By Jon Smith. I remember looking at easyJet (LSE:EZJ) shares during the holiday season at the end of 2022 around 350p. I had a hunch that the airline sector could do well in 2023, with continued pent-up demand from consumers. The recovery had been stalling due to spiking jet fuel prices and the general cost-of-living crisis.
easyJet shares are up 30% from that December period, as a positive trading statement in January identified that it was expecting to beat full-year profit expectations. Further, the May trading update confirmed this summer it expects to be back at pre-pandemic levels of capacity.
There are still risks associated with the business. Fundamentally, it’s still posting losses before tax in the hundreds of millions of pounds, which isn’t sustainable. Yet I feel the tide has turned and wish I had bought the shares last year for my portfolio.
Jon Smith does not own shares in easyJet
Greggs
What it does: Greggs is a popular UK-based food-on-the-go bakery chain that has over 2,000 stores across the country.
fool_stock_chart ticker=[LSE:GRG]
By Matthew Dumigan. One stock I wish I’d been brave enough to buy midway through last year is Greggs (LSE:GRG). At its lowest point in 2022, the food retailer’s shares traded at 1,712p. Today, they’re up by over 60%.
At the time, I failed to appreciate that despite inflation taking a toll on its profits, the company remained in a solid position looking ahead.
For example, one of the company’s key strengths is that it’s a low-budget option, which was always likely to result in greater resilience in trading than many might have otherwise expected during a cost-of-living crisis.
That said, there are plenty of uncertainties ahead for Greggs. For example, an even sharper economic slump would certainly cause some pain if a shop-bought lunch turns into a luxury that people are willing to forego.
Ultimately, while I certainly wouldn’t rule out even more upside over the long term, I think the strong share performance in recent months means growth prospects are beginning to look priced in.
Matthew Dumigan does not own shares in Greggs.
Judges Scientific
What it does: Judges Scientific owns a variety of small and medium-sized specialist instrument makers
By Christopher Ruane. Over the past few years, I have repeatedly looked at the share price of Judges Scientific (LSE: JDG) and decided that it was overvalued. Currently, it trades on a price-to-earnings ratio of 50.

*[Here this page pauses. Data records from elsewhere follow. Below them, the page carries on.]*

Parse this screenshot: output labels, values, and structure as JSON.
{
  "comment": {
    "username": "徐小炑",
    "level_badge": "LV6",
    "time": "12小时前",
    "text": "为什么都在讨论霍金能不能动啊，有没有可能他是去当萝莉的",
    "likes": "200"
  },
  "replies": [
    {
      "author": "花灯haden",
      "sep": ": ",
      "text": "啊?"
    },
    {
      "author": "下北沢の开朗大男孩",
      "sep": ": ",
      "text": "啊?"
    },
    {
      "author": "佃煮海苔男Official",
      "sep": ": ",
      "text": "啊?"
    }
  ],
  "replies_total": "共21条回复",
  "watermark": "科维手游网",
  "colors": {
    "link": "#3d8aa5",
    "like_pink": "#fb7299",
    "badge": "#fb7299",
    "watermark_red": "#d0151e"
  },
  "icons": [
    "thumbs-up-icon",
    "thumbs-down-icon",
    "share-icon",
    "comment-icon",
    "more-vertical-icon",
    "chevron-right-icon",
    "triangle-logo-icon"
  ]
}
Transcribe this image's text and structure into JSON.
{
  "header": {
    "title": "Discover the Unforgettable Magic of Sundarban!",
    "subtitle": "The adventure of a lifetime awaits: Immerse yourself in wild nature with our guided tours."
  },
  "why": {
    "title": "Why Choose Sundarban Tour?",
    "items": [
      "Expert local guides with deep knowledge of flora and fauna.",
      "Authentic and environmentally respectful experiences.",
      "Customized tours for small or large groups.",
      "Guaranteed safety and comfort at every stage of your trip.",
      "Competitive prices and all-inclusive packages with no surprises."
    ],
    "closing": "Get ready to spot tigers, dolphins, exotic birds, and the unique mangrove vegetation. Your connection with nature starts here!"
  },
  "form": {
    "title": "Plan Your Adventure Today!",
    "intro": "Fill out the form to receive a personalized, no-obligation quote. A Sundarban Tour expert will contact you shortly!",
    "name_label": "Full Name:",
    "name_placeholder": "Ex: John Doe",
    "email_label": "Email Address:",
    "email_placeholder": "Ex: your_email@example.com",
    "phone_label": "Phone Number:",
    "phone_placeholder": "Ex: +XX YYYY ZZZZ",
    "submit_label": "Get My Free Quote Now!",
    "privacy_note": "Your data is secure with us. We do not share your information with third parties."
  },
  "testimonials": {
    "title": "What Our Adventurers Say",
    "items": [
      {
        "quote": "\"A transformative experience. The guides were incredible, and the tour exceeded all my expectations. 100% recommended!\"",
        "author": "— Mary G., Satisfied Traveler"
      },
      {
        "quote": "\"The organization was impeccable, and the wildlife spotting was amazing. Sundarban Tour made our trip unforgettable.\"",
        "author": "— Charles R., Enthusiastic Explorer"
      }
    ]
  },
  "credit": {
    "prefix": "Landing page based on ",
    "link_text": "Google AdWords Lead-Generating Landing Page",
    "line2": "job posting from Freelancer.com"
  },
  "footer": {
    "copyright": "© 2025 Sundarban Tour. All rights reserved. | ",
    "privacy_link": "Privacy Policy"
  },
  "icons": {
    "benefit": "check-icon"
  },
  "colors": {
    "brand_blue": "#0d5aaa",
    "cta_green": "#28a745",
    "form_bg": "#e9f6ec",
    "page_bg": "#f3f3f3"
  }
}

Despite my valuation concerns, the shares are up 22% in the past year alone. Over five years, they have more than tripled.
Judges has a Buffett-like business model. A central office allocates capital and expertise to a range of operating companies that are then largely left to do their own thing. Scientific instruments require precision, so quality matters. That gives Judges pricing power. Its disciplined valuation approach when acquiring businesses has helped it grow quickly but profitably.

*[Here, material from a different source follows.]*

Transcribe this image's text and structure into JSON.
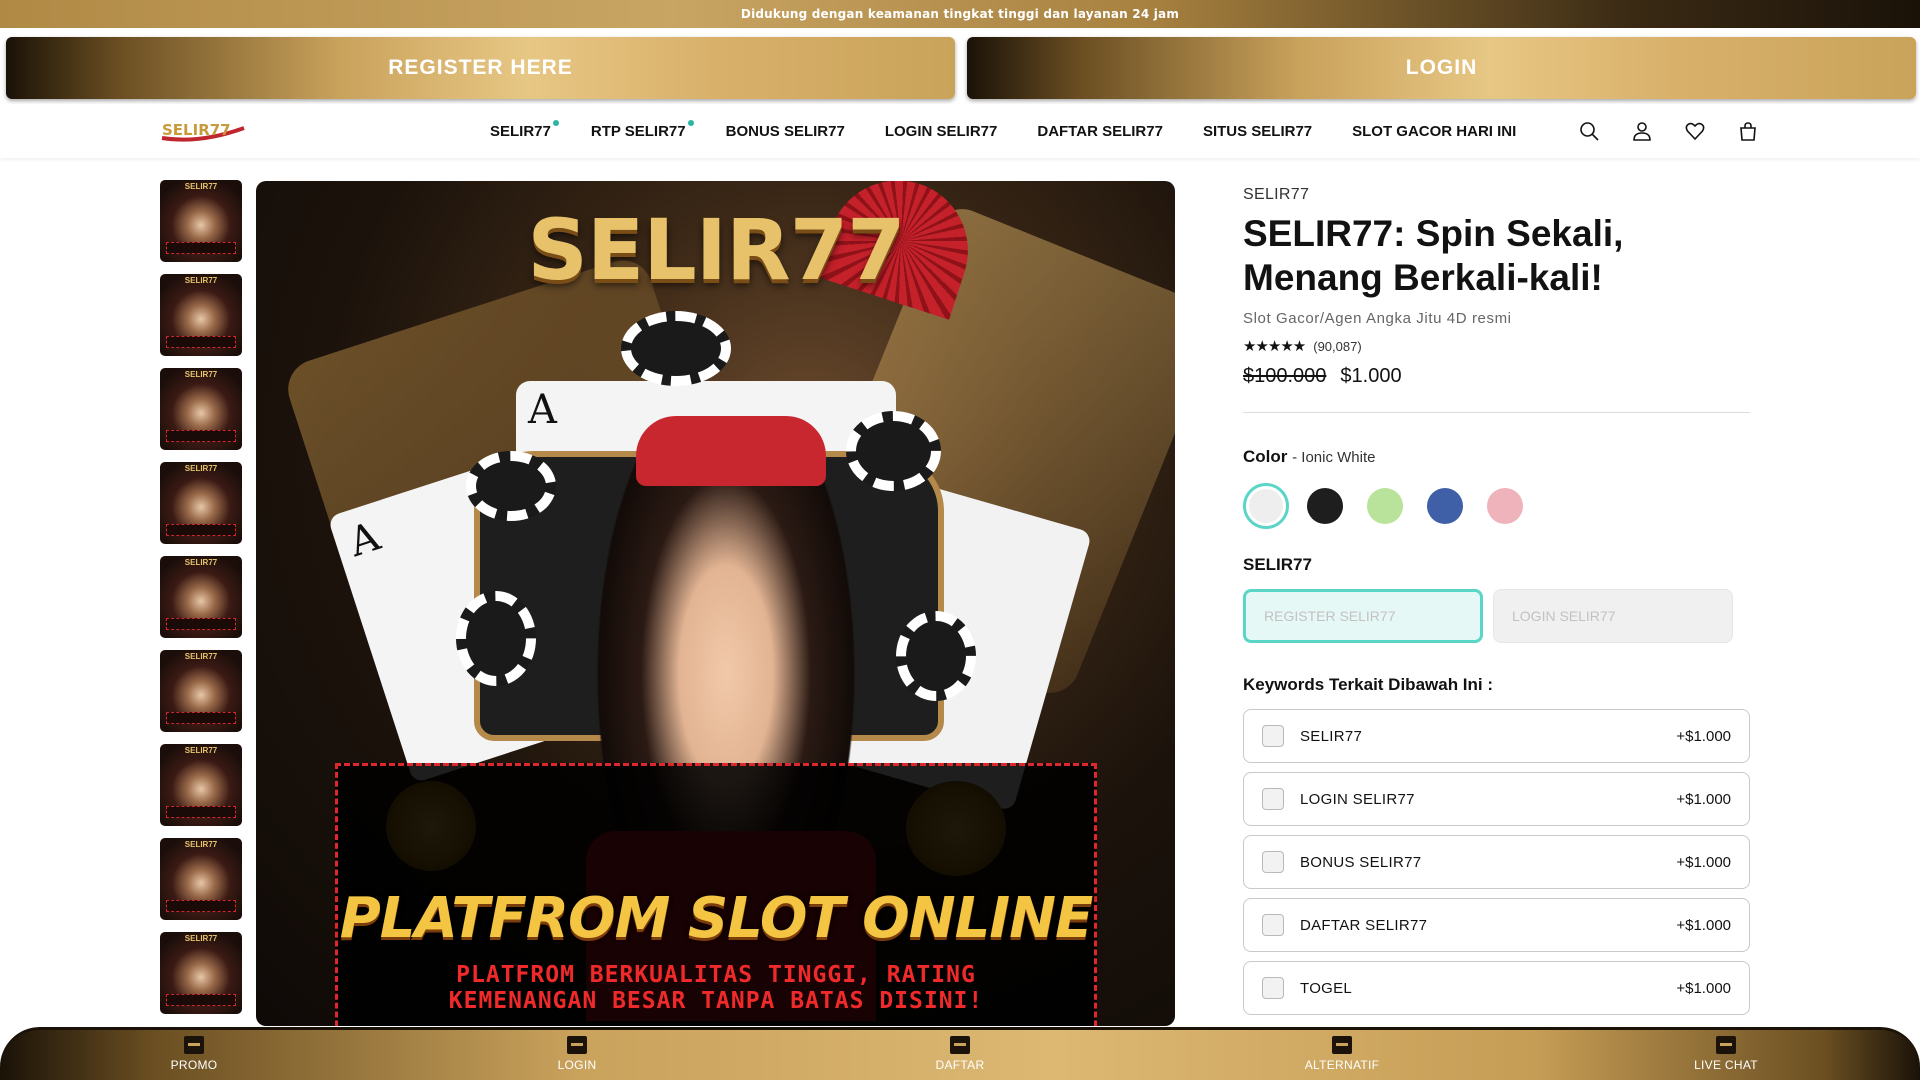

The valuation still puts me off. Risks include a recession hurting customers’ budgets, leading to lower sales for Judges.
Over the long term, though, Judges has created enormous shareholder value. I wish I had bought in early on!
Christopher Ruane does not own shares in Judges Scientific.
National Grid
What it does: National Grid owns and operates the electricity grid in the UK. It also distributes gas in parts of the USA.
By James Beard. Nearly five years ago I didn’t buy shares in National Grid (LSE:NG.). I thought there were more exciting opportunities elsewhere.
I now regret this.
Others have performed better, but I should’ve included the stock in my ISA and forgotten about it. Because it has guaranteed revenues with no competitors, its share price tends to be less volatile. It has a beta value of 0.29, which means if the wider stock market loses 10%, it’ll fall (on average) by less than 3%.
Stocks with these defensive properties are missing from my portfolio.
I’d have also received some steadily increasing dividends — up 17% since 2019.
However, due to changes in UK tax laws, earnings per share are likely to be around 10% lower this year. And its monopoly status means it’s a regulated business, making it vulnerable to changes in government policy.
But I’ve learned that slow and steady sometimes wins the race.
James Beard does not own shares in National Grid.